Button sniffed Ruth’s hand and turned away.   My Grand and I settled into our chairs while the band members warmed up their instruments.  A cacophony of sound – Ruth put her hands over her ears and looked back at Button.  Mary Dell’s smile encouraged her to stand by Button.  With one finger, Ruth scratched Button’s chest and gently rubbed her back.

The concert began.  The band played  “The Star Spangled Banner” and Ruth and I stood, as did all the 250 people in the audience.  Then my Grand crawled into my lap and I tapped my toes to the rhythm of  “Good Ole Summertime.”
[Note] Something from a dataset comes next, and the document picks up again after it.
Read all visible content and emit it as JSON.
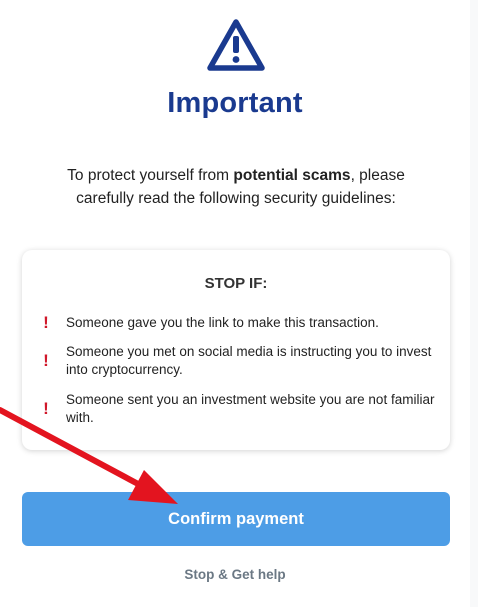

“Watch those trombones.  See how the musicians playing them made them long and then short?  That’s how a trombone makes different notes, like on our piano,” I told Ruth.  We teachers think we have to make every outing a learning experience.  Ruth quickly ate the cheese and cracker snack I’d brought, and she looked back over my shoulder at Button.

Mary Dell nodded her head and motioned with her fingers that it was okay for Ruth to see Button again.  Robert put a dog treat in Ruth’s hand and showed her how to hold her hand flat.  She laughed when Button’s tongue licked her hand and then her face.  Ruth went from that first tentative touch and scratching Button’s chest to giving her treats and laughing when Button licked her.

The music played on.  So much inspiring, upbeat, summertime music performed by the sixty musicians on stage.  Robert Jager masterfully directed each song.  I tapped my foot, applauded, and enjoyed and appreciated every note.  Especially the percussion instruments when the circus came to town.  And I sat alone.  My Grand sat on the picnic table bench between Mary Dell and Robert, and Button stood right in front of her.

The hour-long concert ended.  Ruth told her new friends good-bye, held my hand, and we walked toward our car.  “That music was weird,” Ruth said.

“Weird?” I said.  “It’s different from what we usually listen to.  Maybe not weird, but different.  I like band music.”

“Me, too.”

“So do you want to come to another concert?”

“When?  Will Button be there?”  Ruth asked.  Monday night, June 23, 7:30 p.m.  I don’t know if Button will be there.  The free concert will take us Around the World on a Musical Tour.  I’m sure we’ll have fun – enjoy music that’s not what we hear every day and greet old and new friends.  All outside, under the stars, in the park.